Eventually the amount being asked for exceeded the assessed valuation of the entire city; an alarming situation for any municipality.
“But it is a legal debt”, the bondholders maintained, “and must be paid”.
“Legal debt or not, we cannot pay it”, the city countered.
“But you must”, the bondholders insisted.
“So sue me, “responded the city council.
And sue them they did -- or at least tried to. In December a writ of mandamus was received from the United States Circuit Court ordering the city council of Watertown to pay Pitkin C. Wright and James H. Rees the sum of money they deemed was owed them. (A writ of mandamus is an order instructing the recipient to do something stipulated -- or else!)
That obnoxious writ put the city council on the very horns of a dilemma. To invalidate that edict, which promised to be the ruination of the city, called for some creative governing. To refuse to make payment to P. W. Wright and J. H. Rees would put the council in danger of incarceration which would be intolerable for these upright, law-abiding public officials.
On the other hand, making the payment would put the city onto the path to bankruptcy but would please the constituency and go a long way toward insuring re-election.
They agonized over the solution for a suitable length of time until someone, no one ever leaked the slightest hint of who it was, came up with a truly awesome solution which didn’t really solve the problem, but did give the city a fighting chance by delaying any action long enough to take advantage of a technicality in recently enacted legislation. Taking advantage of that technicality, the city might be able to stall just long enough until requests for payment of funds owed Wright and Rees would no longer be valid, the statute of limitation having expired.
Thus was born the AW SHUCKS!! system of governing or, as it was more aptly expressed in those days, the Ach du lieber! system of city government, a simple but very effective system.
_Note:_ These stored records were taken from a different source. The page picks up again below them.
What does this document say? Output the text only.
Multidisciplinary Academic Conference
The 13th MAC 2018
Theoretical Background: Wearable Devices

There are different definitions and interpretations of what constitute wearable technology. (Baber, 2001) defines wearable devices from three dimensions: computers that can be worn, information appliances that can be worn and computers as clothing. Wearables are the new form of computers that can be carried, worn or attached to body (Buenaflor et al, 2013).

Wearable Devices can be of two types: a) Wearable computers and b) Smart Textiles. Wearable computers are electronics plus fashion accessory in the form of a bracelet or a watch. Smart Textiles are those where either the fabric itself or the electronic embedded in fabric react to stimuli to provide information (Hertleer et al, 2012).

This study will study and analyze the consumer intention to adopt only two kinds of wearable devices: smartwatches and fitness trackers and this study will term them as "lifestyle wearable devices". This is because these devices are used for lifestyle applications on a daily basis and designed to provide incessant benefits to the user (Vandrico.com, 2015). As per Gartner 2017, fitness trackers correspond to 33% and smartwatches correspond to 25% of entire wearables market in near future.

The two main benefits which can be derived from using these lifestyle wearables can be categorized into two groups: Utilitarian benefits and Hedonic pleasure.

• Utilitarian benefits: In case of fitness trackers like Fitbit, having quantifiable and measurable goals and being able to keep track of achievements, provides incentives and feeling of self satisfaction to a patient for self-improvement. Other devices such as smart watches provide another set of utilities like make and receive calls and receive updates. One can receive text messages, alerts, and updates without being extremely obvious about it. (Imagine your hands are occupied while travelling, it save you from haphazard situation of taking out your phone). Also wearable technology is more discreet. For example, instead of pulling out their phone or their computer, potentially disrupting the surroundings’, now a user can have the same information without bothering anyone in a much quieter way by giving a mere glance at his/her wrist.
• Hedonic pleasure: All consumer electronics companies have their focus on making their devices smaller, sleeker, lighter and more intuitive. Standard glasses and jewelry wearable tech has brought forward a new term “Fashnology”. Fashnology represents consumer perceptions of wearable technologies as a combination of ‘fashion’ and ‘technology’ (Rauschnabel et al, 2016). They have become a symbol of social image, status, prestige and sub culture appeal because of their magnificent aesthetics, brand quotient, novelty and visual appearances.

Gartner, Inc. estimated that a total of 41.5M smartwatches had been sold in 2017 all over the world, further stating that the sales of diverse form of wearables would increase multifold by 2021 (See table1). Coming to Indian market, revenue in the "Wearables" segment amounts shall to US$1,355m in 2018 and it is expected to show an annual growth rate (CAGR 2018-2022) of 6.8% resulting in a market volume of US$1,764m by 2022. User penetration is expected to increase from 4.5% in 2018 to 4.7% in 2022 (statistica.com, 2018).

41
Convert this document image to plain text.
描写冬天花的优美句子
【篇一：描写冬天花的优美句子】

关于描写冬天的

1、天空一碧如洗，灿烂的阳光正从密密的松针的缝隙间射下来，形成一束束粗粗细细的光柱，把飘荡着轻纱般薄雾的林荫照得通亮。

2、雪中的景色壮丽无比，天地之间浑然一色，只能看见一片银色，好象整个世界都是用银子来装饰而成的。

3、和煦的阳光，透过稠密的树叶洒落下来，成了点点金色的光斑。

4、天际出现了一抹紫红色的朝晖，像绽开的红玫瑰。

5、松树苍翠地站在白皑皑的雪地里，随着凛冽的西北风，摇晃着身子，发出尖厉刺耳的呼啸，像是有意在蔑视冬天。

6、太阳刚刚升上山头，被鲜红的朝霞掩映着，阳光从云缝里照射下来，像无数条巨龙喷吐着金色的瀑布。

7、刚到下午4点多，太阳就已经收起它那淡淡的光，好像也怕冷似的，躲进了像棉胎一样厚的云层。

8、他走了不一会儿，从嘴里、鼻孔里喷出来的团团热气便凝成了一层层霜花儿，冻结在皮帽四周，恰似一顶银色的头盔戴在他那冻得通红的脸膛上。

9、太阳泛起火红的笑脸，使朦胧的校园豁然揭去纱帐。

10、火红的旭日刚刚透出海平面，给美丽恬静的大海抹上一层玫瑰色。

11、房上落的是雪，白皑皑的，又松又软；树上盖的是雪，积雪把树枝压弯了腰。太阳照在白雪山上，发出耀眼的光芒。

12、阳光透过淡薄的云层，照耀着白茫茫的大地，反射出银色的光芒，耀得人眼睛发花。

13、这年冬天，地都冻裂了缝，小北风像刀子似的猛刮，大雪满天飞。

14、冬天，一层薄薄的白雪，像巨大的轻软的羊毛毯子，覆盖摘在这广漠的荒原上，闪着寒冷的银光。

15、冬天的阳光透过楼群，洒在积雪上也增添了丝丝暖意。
To affect it, one half the aldermen resigned leaving the city without a viable government. The remaining seven would meet regularly, and a resolution to appropriate money to pay those cursed judgments would be passed unanimously; whereupon the point of no quorum would be raised and it would be discovered that the passing of the aforementioned resolution was invalid, there not having been a quorum voting. So, although the minutes of the meeting showed they had voted in favor of paying Wright and Rees, it was impossible to actually make the payment.
“AW SHUCKS!” (or words to that effect) the truncated city council would inform Wright, Rees, or whoever was asking for payment. “We tried. We really tried. But if there is not a quorum present, it is not possible, legally, to make an appropriation of any kind. We’ll try again at the next meeting.”
Ach du lieber! What will happen next?
By dragging their feet and avoiding service of another writ of mandamus, the statute of limitations did kick in and finally, in 1889, the court declared that, except for two small claims which the city agreed to pay, all past, present and future claims were invalid.